All the kids at the high school are abuzz with the news of the Conscience Killer taking up residence in their podunk little town, Sugar Hill, GA. No one could be happier about it than aspiring journalist Susan Falls (Shanda Besler, who looks like Heather Donahue and is just as shriekingly hot), who sells front page stories to the local newspaper. Her latest story, “What to do if you’re stalked by a serial killer,” has the town up in arms with the news of the latest murder. The other kids consider Susan to be a little bit weird. Why worry about the CK when the senior class is trying to raise enough money to go to the Cayman Islands?

The senior trip is of utmost importance, and the haunted house they’ve rigged up as a fundraiser is opening that night. It may be in bad taste in light of current events, but this is the Cayman Islands we’re talking about here.

After the haunted house, Sarah and her weird little group of friends are invited to a party by a friend known affectionately as Hellraiser (Denny Zartman). On the way to ‘raiser’s house, the car breaks down in front of an old house. Their radiator is bone dry, but maybe there’s someone in the house who can give them some water. As they investigate the house, which has lit candle everywhere, even up the stairs, they discover an upstairs room with news clippings about the Conscience Killer pinned to the walls. In the closet hang a variety of weapons. And outside the window, on the roof, stands the Conscience Killer himself, wielding a chainsaw! Scream and run, children! Everyone heads back out to the car, which amazingly enough, starts. They take off.

Things are very much bad now, because the CK now sort of knows what these kids look like. And when the next murders happen, Sarah realizes that the victims look like her friends Courtney and Michael, who were with her at the house that night. Mistaken identity? Perhaps. What is clear is that the Conscience Killer is after her and her friends. The question is only, where will he show up? At the haunted house fund-raiser? At the serial-killer themed rave Hellraiser throws to raise even more money? Or at Sarah’s house?

Frightmare starts off badly. I mean, really badly. I almost turned it off. The opening gambit was Scream-like, which puts a bad taste in my mouth right away. I hung with it though, mostly because I knew I owed the review and because I’d already masturbated three times that day. I had nothing else to do.

I’m glad I hung with it though, because Frightmare, while adding nothing new to the genre, doesn’t betray it in the least. It’s a sweet little mystery with some better than average acting. High marks especially to Shanda Besler for being hot. God-awful painfully hot. She doesn’t get naked, which is a damned shame, but she’s enough to give any hetero man a wrist cramp immediately. The fact that she can also deliver a line without sounding like an old Speak and Spell helps too. Her performance helps ground the movie when it threatens to veer off into the Land of the Utterly Stupid, which is about every ten minutes or so.

The gore effects, limited in number, are pretty effective. There’s some quick boobage in the backseat of a car, but that’s all.

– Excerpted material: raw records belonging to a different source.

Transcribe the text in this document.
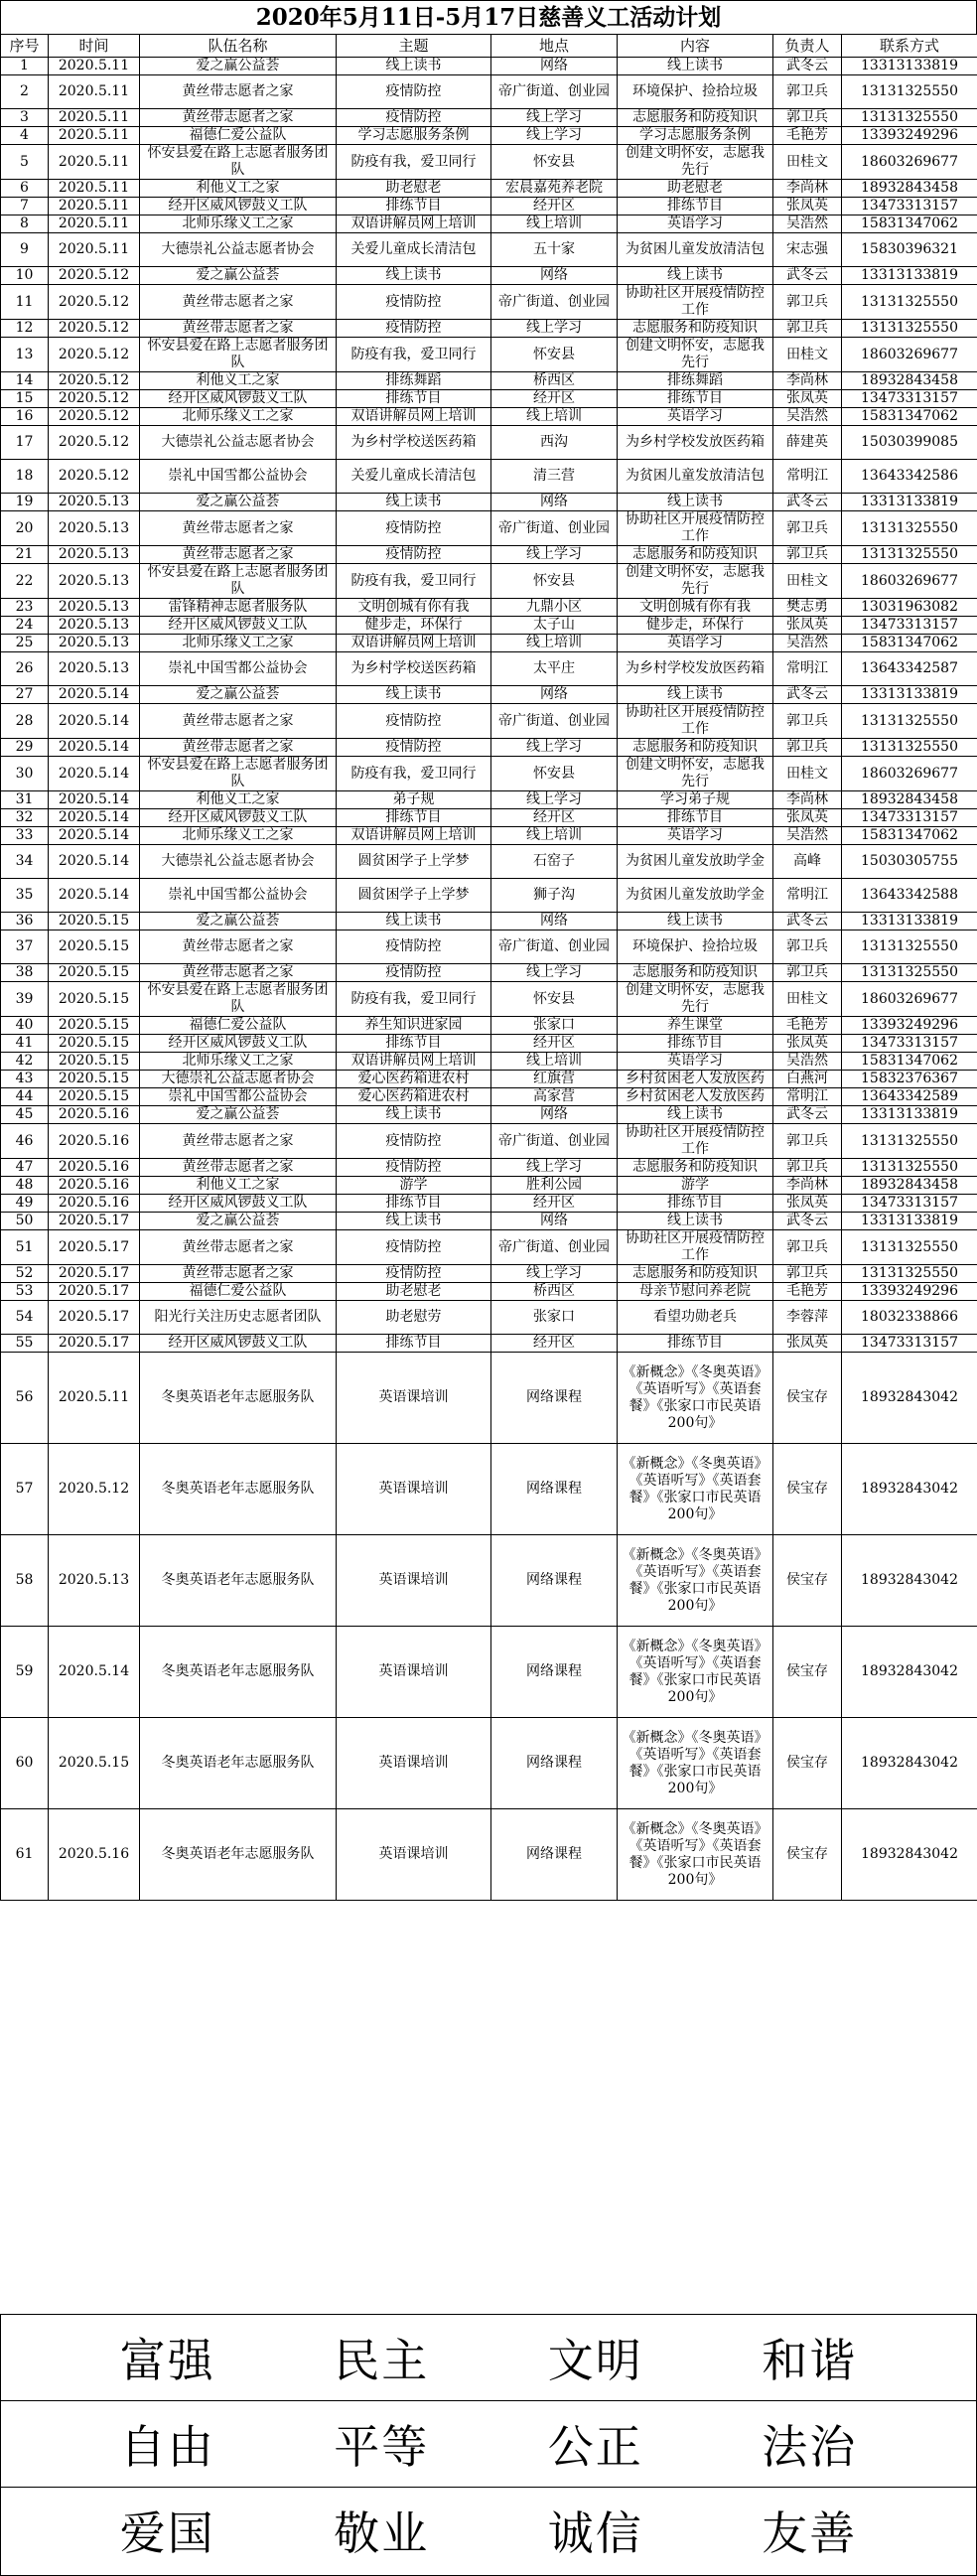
2020年5月11日-5月17日慈善义工活动计划
序号	时间	队伍名称	主题	地点	内容	负责人	联系方式
1	2020.5.11	爱之赢公益荟	线上读书	网络	线上读书	武冬云	13313133819
2	2020.5.11	黄丝带志愿者之家	疫情防控	帝广街道、创业园	环境保护、捡拾垃圾	郭卫兵	13131325550
3	2020.5.11	黄丝带志愿者之家	疫情防控	线上学习	志愿服务和防疫知识	郭卫兵	13131325550
4	2020.5.11	福德仁爱公益队	学习志愿服务条例	线上学习	学习志愿服务条例	毛艳芳	13393249296
5	2020.5.11	怀安县爱在路上志愿者服务团队	防疫有我，爱卫同行	怀安县	创建文明怀安，志愿我先行	田桂文	18603269677
6	2020.5.11	利他义工之家	助老慰老	宏晨嘉苑养老院	助老慰老	李尚林	18932843458
7	2020.5.11	经开区威风锣鼓义工队	排练节目	经开区	排练节目	张凤英	13473313157
8	2020.5.11	北师乐缘义工之家	双语讲解员网上培训	线上培训	英语学习	吴浩然	15831347062
9	2020.5.11	大德崇礼公益志愿者协会	关爱儿童成长清洁包	五十家	为贫困儿童发放清洁包	宋志强	15830396321
10	2020.5.12	爱之赢公益荟	线上读书	网络	线上读书	武冬云	13313133819
11	2020.5.12	黄丝带志愿者之家	疫情防控	帝广街道、创业园	协助社区开展疫情防控工作	郭卫兵	13131325550
12	2020.5.12	黄丝带志愿者之家	疫情防控	线上学习	志愿服务和防疫知识	郭卫兵	13131325550
13	2020.5.12	怀安县爱在路上志愿者服务团队	防疫有我，爱卫同行	怀安县	创建文明怀安，志愿我先行	田桂文	18603269677
14	2020.5.12	利他义工之家	排练舞蹈	桥西区	排练舞蹈	李尚林	18932843458
15	2020.5.12	经开区威风锣鼓义工队	排练节目	经开区	排练节目	张凤英	13473313157
16	2020.5.12	北师乐缘义工之家	双语讲解员网上培训	线上培训	英语学习	吴浩然	15831347062
17	2020.5.12	大德崇礼公益志愿者协会	为乡村学校送医药箱	西沟	为乡村学校发放医药箱	薛建英	15030399085
18	2020.5.12	崇礼中国雪都公益协会	关爱儿童成长清洁包	清三营	为贫困儿童发放清洁包	常明江	13643342586
19	2020.5.13	爱之赢公益荟	线上读书	网络	线上读书	武冬云	13313133819
20	2020.5.13	黄丝带志愿者之家	疫情防控	帝广街道、创业园	协助社区开展疫情防控工作	郭卫兵	13131325550
21	2020.5.13	黄丝带志愿者之家	疫情防控	线上学习	志愿服务和防疫知识	郭卫兵	13131325550
22	2020.5.13	怀安县爱在路上志愿者服务团队	防疫有我，爱卫同行	怀安县	创建文明怀安，志愿我先行	田桂文	18603269677
23	2020.5.13	雷锋精神志愿者服务队	文明创城有你有我	九鼎小区	文明创城有你有我	樊志勇	13031963082
24	2020.5.13	经开区威风锣鼓义工队	健步走，环保行	太子山	健步走，环保行	张凤英	13473313157
25	2020.5.13	北师乐缘义工之家	双语讲解员网上培训	线上培训	英语学习	吴浩然	15831347062
26	2020.5.13	崇礼中国雪都公益协会	为乡村学校送医药箱	太平庄	为乡村学校发放医药箱	常明江	13643342587
27	2020.5.14	爱之赢公益荟	线上读书	网络	线上读书	武冬云	13313133819
28	2020.5.14	黄丝带志愿者之家	疫情防控	帝广街道、创业园	协助社区开展疫情防控工作	郭卫兵	13131325550
29	2020.5.14	黄丝带志愿者之家	疫情防控	线上学习	志愿服务和防疫知识	郭卫兵	13131325550
30	2020.5.14	怀安县爱在路上志愿者服务团队	防疫有我，爱卫同行	怀安县	创建文明怀安，志愿我先行	田桂文	18603269677
31	2020.5.14	利他义工之家	弟子规	线上学习	学习弟子规	李尚林	18932843458
32	2020.5.14	经开区威风锣鼓义工队	排练节目	经开区	排练节目	张凤英	13473313157
33	2020.5.14	北师乐缘义工之家	双语讲解员网上培训	线上培训	英语学习	吴浩然	15831347062
34	2020.5.14	大德崇礼公益志愿者协会	圆贫困学子上学梦	石窑子	为贫困儿童发放助学金	高峰	15030305755
35	2020.5.14	崇礼中国雪都公益协会	圆贫困学子上学梦	狮子沟	为贫困儿童发放助学金	常明江	13643342588
36	2020.5.15	爱之赢公益荟	线上读书	网络	线上读书	武冬云	13313133819
37	2020.5.15	黄丝带志愿者之家	疫情防控	帝广街道、创业园	环境保护、捡拾垃圾	郭卫兵	13131325550
38	2020.5.15	黄丝带志愿者之家	疫情防控	线上学习	志愿服务和防疫知识	郭卫兵	13131325550
39	2020.5.15	怀安县爱在路上志愿者服务团队	防疫有我，爱卫同行	怀安县	创建文明怀安，志愿我先行	田桂文	18603269677
40	2020.5.15	福德仁爱公益队	养生知识进家园	张家口	养生课堂	毛艳芳	13393249296
41	2020.5.15	经开区威风锣鼓义工队	排练节目	经开区	排练节目	张凤英	13473313157
42	2020.5.15	北师乐缘义工之家	双语讲解员网上培训	线上培训	英语学习	吴浩然	15831347062
43	2020.5.15	大德崇礼公益志愿者协会	爱心医药箱进农村	红旗营	乡村贫困老人发放医药	白燕河	15832376367
44	2020.5.15	崇礼中国雪都公益协会	爱心医药箱进农村	高家营	乡村贫困老人发放医药	常明江	13643342589
45	2020.5.16	爱之赢公益荟	线上读书	网络	线上读书	武冬云	13313133819
46	2020.5.16	黄丝带志愿者之家	疫情防控	帝广街道、创业园	协助社区开展疫情防控工作	郭卫兵	13131325550
47	2020.5.16	黄丝带志愿者之家	疫情防控	线上学习	志愿服务和防疫知识	郭卫兵	13131325550
48	2020.5.16	利他义工之家	游学	胜利公园	游学	李尚林	18932843458
49	2020.5.16	经开区威风锣鼓义工队	排练节目	经开区	排练节目	张凤英	13473313157
50	2020.5.17	爱之赢公益荟	线上读书	网络	线上读书	武冬云	13313133819
51	2020.5.17	黄丝带志愿者之家	疫情防控	帝广街道、创业园	协助社区开展疫情防控工作	郭卫兵	13131325550
52	2020.5.17	黄丝带志愿者之家	疫情防控	线上学习	志愿服务和防疫知识	郭卫兵	13131325550
53	2020.5.17	福德仁爱公益队	助老慰老	桥西区	母亲节慰问养老院	毛艳芳	13393249296
54	2020.5.17	阳光行关注历史志愿者团队	助老慰劳	张家口	看望功勋老兵	李蓉萍	18032338866
55	2020.5.17	经开区威风锣鼓义工队	排练节目	经开区	排练节目	张凤英	13473313157
56	2020.5.11	冬奥英语老年志愿服务队	英语课培训	网络课程	《新概念》《冬奥英语》《英语听写》《英语套餐》《张家口市民英语200句》	侯宝存	18932843042
57	2020.5.12	冬奥英语老年志愿服务队	英语课培训	网络课程	《新概念》《冬奥英语》《英语听写》《英语套餐》《张家口市民英语200句》	侯宝存	18932843042
58	2020.5.13	冬奥英语老年志愿服务队	英语课培训	网络课程	《新概念》《冬奥英语》《英语听写》《英语套餐》《张家口市民英语200句》	侯宝存	18932843042
59	2020.5.14	冬奥英语老年志愿服务队	英语课培训	网络课程	《新概念》《冬奥英语》《英语听写》《英语套餐》《张家口市民英语200句》	侯宝存	18932843042
60	2020.5.15	冬奥英语老年志愿服务队	英语课培训	网络课程	《新概念》《冬奥英语》《英语听写》《英语套餐》《张家口市民英语200句》	侯宝存	18932843042
61	2020.5.16	冬奥英语老年志愿服务队	英语课培训	网络课程	《新概念》《冬奥英语》《英语听写》《英语套餐》《张家口市民英语200句》	侯宝存	18932843042
富强	民主	文明	和谐
自由	平等	公正	法治
爱国	敬业	诚信	友善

What holds Frightmare together is Besler’s acting, the curiosity over the identity of the Conscience Killer and a story that gets better as it goes.

Is all that enough to overcome Frightmare’s weak points? After all, we are dealing with shitty oversaturated DV here, filmed by a DP who apparently doesn’t understand the phrase, “white balance.” Some scenes are so bright you can barely make out the faces of the actors. The other main problem is the look of the Conscience Killer. His mask appears to have been constructed out of peeled-apart green bean cans and the wig The Boy wore last Halloween, when he went trick or treating as Samara from The Ring. Yup, he’s a goofy looking fucker.

The last forty-five minutes really pick up steam, however. The story starts to come together, the twist you think is coming doesn’t and another one takes its place. Essentially, Frightmare is half of a good movie. The other half? Well, remember the last time the dog got sick in your car? Well, it smells like that.

If your patience level is high, like mine is, then I will suggest Frightmare to you as a nice evening diversion. If you can’t make it through a shaky beginning, then get something else to soothe your slasher jones.